Le ministre de la Justice rompt le dialogue avec la communauté musulmane.

Depuis les attentats de Bruxelles et de Paris, la nécessité d'un dialogue permanent entre les différentes religions et philosophies d'une part et les autorités civiles d'autre part est apparue clairement. Le Conseil de dialogue a été créé le 20 avril 2016, lors d'une rencontre entre le gouvernement fédéral et les représentants des religions reconnues.

Dans leur déclaration commune, ils ont souligné la volonté mutuelle de dialogue, ainsi que de concertation entre les autorités civiles et les cultes reconnus (y compris les organisations philosophiques non confessionnelles), dans le respect des principes constitutionnels d'indépendance des religions, et la lutte commune contre toute forme de violence. Lors de cette réunion, le Premier ministre et le ministre de la Justice ont donc exprimé la volonté de créer un organe consultatif permanent avec les représentants des religions reconnues.  

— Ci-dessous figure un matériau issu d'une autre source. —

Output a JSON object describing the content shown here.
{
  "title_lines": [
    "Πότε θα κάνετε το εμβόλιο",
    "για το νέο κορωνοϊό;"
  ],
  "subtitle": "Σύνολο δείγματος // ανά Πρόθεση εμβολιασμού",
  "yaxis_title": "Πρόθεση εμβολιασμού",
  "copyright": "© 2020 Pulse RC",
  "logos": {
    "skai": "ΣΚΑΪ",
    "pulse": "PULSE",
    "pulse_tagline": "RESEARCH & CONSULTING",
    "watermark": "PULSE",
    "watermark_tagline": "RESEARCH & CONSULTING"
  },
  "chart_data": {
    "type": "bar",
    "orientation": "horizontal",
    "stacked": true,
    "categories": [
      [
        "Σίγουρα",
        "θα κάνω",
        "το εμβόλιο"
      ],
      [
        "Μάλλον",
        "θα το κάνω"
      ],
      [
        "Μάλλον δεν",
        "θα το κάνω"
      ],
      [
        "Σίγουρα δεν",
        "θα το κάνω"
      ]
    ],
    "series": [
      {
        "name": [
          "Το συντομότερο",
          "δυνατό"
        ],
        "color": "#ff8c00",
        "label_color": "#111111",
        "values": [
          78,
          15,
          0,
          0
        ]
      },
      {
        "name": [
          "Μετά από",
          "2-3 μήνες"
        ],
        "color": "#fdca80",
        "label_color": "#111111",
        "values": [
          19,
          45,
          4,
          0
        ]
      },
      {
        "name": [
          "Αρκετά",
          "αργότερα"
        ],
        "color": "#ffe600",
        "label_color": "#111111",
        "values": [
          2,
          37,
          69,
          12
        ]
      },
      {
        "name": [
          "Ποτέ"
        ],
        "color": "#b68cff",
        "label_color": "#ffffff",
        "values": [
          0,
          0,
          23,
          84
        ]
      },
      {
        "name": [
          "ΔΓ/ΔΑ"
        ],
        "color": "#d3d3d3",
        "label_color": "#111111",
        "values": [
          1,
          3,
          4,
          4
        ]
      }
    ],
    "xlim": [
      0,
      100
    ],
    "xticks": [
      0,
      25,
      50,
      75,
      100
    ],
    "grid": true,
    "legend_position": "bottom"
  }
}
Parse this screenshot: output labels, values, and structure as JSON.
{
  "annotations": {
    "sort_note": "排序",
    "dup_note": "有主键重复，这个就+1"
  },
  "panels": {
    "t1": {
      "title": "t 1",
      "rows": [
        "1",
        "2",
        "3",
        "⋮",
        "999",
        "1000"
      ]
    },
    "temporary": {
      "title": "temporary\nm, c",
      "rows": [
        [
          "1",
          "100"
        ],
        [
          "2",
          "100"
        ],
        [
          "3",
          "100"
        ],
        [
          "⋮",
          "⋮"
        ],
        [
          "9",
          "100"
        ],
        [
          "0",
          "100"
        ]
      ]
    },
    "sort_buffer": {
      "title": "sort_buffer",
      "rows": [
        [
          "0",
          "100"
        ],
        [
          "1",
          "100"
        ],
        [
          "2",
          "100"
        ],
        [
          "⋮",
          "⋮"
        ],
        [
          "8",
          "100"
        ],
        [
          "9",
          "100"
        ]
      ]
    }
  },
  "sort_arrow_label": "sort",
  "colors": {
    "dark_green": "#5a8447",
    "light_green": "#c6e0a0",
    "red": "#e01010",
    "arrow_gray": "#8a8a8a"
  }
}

C'est précisément dans cet organe consultatif constructif, le Conseil du dialogue, que les musulmans ne sont plus les bienvenus aujourd'hui. Alors qu'une présence musulmane est indispensable au bon fonctionnement et à une consultation positive, le ministre de la Justice refuse aujourd'hui d'inviter la communauté musulmane. Nous estimons que cette situation est tellement mauvaise que nous devons maintenant la porter sur la place publique.

L'EMB est un membre fondateur du conseil de dialogue. Il était présidé par Charles Michel et Koen Geens.